Based on the graph, it can be seen that most expert respondents said they did not use special hardware to write programs, this indicates that expert respondents are not too worried about the hardware used. But NVIDIA GPUs are the best choice given by expert respondents when there is a question of what hardware is often used by expert respondents.

# **Experts Favorite Media Sources that Report on Data Science Topics**

In [None]:
column5 = ['Q42_Part_1', 'Q42_Part_2', 'Q42_Part_3', 'Q42_Part_4',
       'Q42_Part_5', 'Q42_Part_6', 'Q42_Part_7', 'Q42_Part_8',
       'Q42_Part_9', 'Q42_Part_10', 'Q42_Part_11', 'Q42_OTHER']
a5 = []
for i in column5:
    a5.append(df_experts[i].value_counts().keys()[0])
b5 = []
for i in column5:
    b5.append(df_experts[i].value_counts().iloc[0])

In [None]:
fig = plt.figure(figsize=(10, 6))
x=a5
y=b5

sns.set(style="dark", color_codes=True)
pal = sns.color_palette("YlOrRd", len(a5))
ax = sns.barplot(x=x,y=y,palette=pal)
for p in ax.patches:
        ax.annotate('{:.0f}'.format(p.get_height()), (p.get_x()+0.3, p.get_height()),
                    ha='center', va='bottom',
                    color= 'black')
        
ax.set_xlabel('Media Sources', weight='semibold', fontname = 'monospace')
ax.set_ylabel('Number of Respondents', weight='semibold', fontname = 'monospace')
plt.suptitle ('Favorite Media Source',weight = 'bold')
plt.xticks(rotation=90,weight = 'bold')
plt.show()

There are various sources used by expert respondents in finding information, but most expert respondents choose Kaggle, Youtube, and Blogs as sources of information.
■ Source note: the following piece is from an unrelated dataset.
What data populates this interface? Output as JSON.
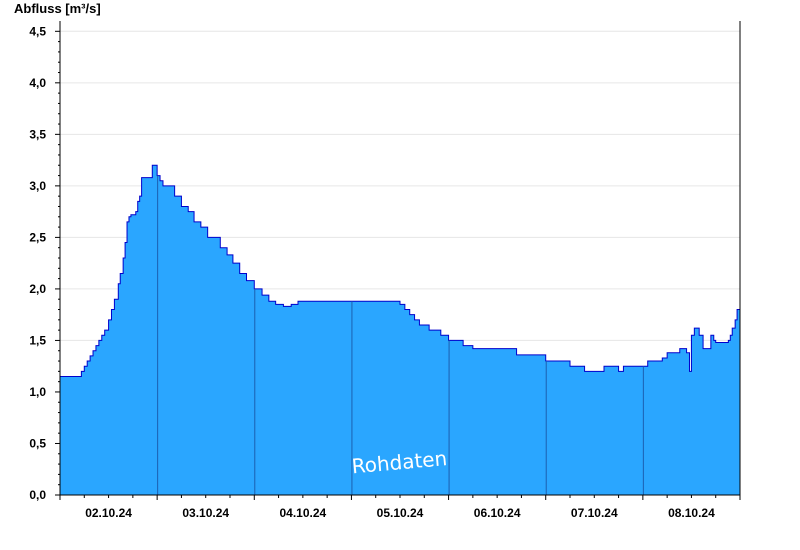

Kaggle is the largest platform for finding information, this may be because the survey conducted has respondents who are mostly Kaggle users. In addition, Kaggle offers convenience and advantages such as having various data sets, codes from various users, community data analysts and data scientists. who are ready to share knowledge, and competitions with various attractive prizes.

# **Conclusion**

Many people are interested to learn programming. There are many programming languages you can learn starting from Python, Java, C, and others. But, you might get confused about what programming language you should learn first and what expert use to write their programs. From the survey data that we have analyzed, it can be seen that the programming languages used often by experts are Python and SQL. In addition, experts also recommend Python as a language that beginners can learn for the first time, this further strengthens the reason why Python is a programming language that beginners must learn.

Experts also prefer Jupyter Notebook as the IDE to use, while collab notebook and kaggle notebook are chosen by professionals as hosted notebooks for daily use. In writing programs, the experts also choose a laptop as a computing platform that is often used. In looking for information, the experts choose youtube, kaggle, and blogs as their main sources of information.